Sunday, January 11, 2009

The End of An Era

One senses that an old way of life is dying -- while undoubtedly, a new one is emerging from its ashes. That’s the big story seldom written about because the media writers are lost in the petty details and politics that provide them endless employment for speculation while losing the sense of it all.

And that is that life always changes, always evolves, always progresses -- whether one wishes it to or not, and many in Hawaii, choose to live there in the thinking that it is the one unchanging “paradise” in the world, when it is like any place else, while at a disadvantage for much that is going on at the leading edges.

If one isn’t aware of it by now, a lot of the underpinnings of the old societies have collapsed, as represented by real estate and other tangibles that were thought to be the "realities" of life -- that such things can only become more valuable indefinitely, and not that that could ever change.

Those now still heavily invested in such “truisms,” have been wiped out, or are still left holding a bag of liabilities and debts, rather than the assets they recently thought to monopolize and hoard.
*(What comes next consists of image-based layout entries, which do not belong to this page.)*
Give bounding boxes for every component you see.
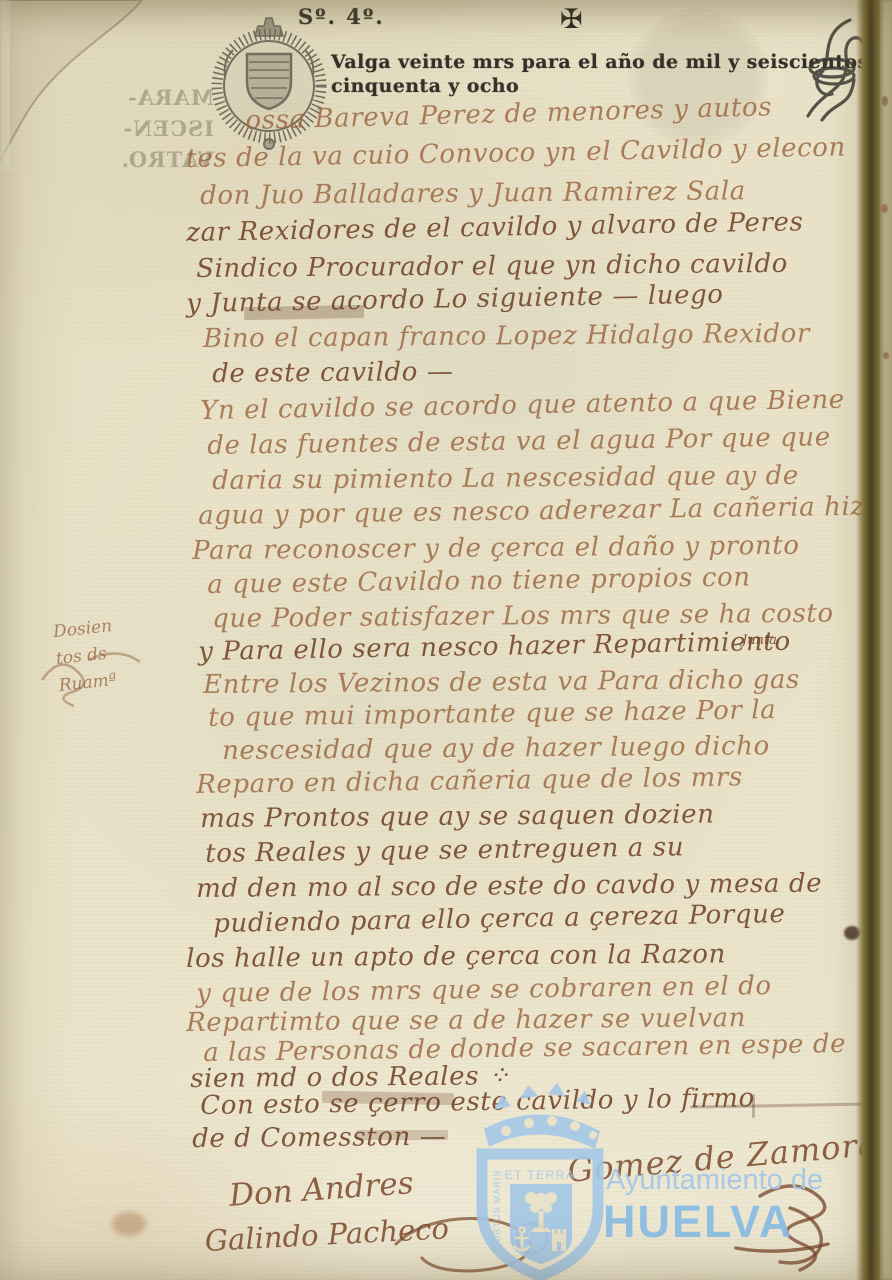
manuscript-line: Bino el capan franco Lopez Hidalgo Rexid… — [203, 319, 810, 354]
scanned-manuscript-page: MARA-ISCEN-VATRO. Sº. 4º. ✠ Valga veinte… — [0, 0, 892, 1280]
maltese-cross-icon: ✠ — [560, 4, 583, 35]
manuscript-line: agua y por que es nesco aderezar La cañe… — [198, 491, 881, 531]
manuscript-line: Sindico Procurador el que yn dicho cavil… — [196, 249, 788, 284]
rust-spot — [881, 204, 888, 213]
manuscript-line: don Juo Balladares y Juan Ramirez Sala — [200, 176, 746, 211]
manuscript-line: md den mo al sco de este do cavdo y mesa… — [196, 869, 822, 904]
manuscript-line: zar Rexidores de el cavildo y alvaro de … — [186, 207, 804, 248]
page-corner-damage — [0, 0, 180, 200]
manuscript-line: nescesidad que ay de hazer luego dicho — [222, 731, 770, 766]
manuscript-line: los halle un apto de çerca con la Razon — [186, 939, 726, 974]
manuscript-line: Para reconoscer y de çerca el daño y pro… — [192, 531, 800, 566]
watermark-org-name-large: HUELVA — [603, 1196, 793, 1248]
rust-spot — [883, 352, 889, 359]
watermark-tower-door — [557, 1242, 561, 1251]
manuscript-line: Entre los Vezinos de esta va Para dicho … — [203, 665, 800, 700]
series-label: Sº. 4º. — [298, 4, 385, 29]
watermark-org-name-small: Ayuntamiento de — [606, 1164, 823, 1197]
manuscript-line: de las fuentes de esta va el agua Por qu… — [207, 422, 831, 461]
manuscript-line: daria su pimiento La nescesidad que ay d… — [212, 461, 799, 496]
crossed-out-word — [356, 1130, 448, 1140]
binding-gutter-edge — [856, 0, 880, 1280]
interline-note: Junta — [742, 633, 777, 648]
closing-cross-mark — [752, 1094, 755, 1118]
manuscript-line: to que mui importante que se haze Por la — [208, 695, 776, 733]
margin-flourish-icon — [34, 640, 164, 710]
manuscript-line: pudiendo para ello çerca a çereza Porque — [213, 899, 786, 939]
manuscript-line: a que este Cavildo no tiene propios con — [207, 562, 751, 600]
paper-stain — [112, 1212, 146, 1236]
watermark-motto-left: PORTUS MARIS — [492, 1170, 502, 1250]
next-folio-sliver — [880, 0, 892, 1280]
manuscript-line: Yn el cavildo se acordo que atento a que… — [200, 385, 845, 426]
manuscript-line: mas Prontos que ay se saquen dozien — [200, 800, 715, 834]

That’s how quickly fortunes can change. As recently as mid-September of 2008, many of the stocks of the financial institutions that went into free fall before even disappearing entirely, were at all-time record highs, such as Washington Mutual, which was the glowing success for an entire generation ending abruptly in 2008. Until the very end, there was no hint that anything was amiss.

It was among the triumvirate of stocks that led the new age and economy of the ‘90s and beginning of the 2000s, along with Microsoft and Starbucks. Unquestionably they changed life -- and prepared it for the next step, which is beyond consumerism, and the post-consumerist culture and society many are already adapting to.

That will be a difficult transition for some places more than others -- as we shift into a post-industrial age into a more innovative one -- characterized by doing more (or better) with less. Such a concept seems strange and foreign to those culture built on waste, patronage and fraud -- and the thinking that there is no end to the money, and all one has to do is demand it louder and more persistently than the others, and it will be granted.

We are used to thinking about such an approach as the familiar pattern of people’s first impulse being immediately to simply leave the Islands in disgust and not look back -- and for the least productive in society to encourage them to do so -- to increase their own chances for survival, if not eminence among the remaining hopeless “losers” -- who become more desperately exploited by the most ruthless and unscrupulous.

At such times, the possibility and opportunity for change that transforms such societies, were never more fortuitous -- but one has to look and see into creating the future rather than simply rewriting the past. That’s what takes a lot of the old institutions down.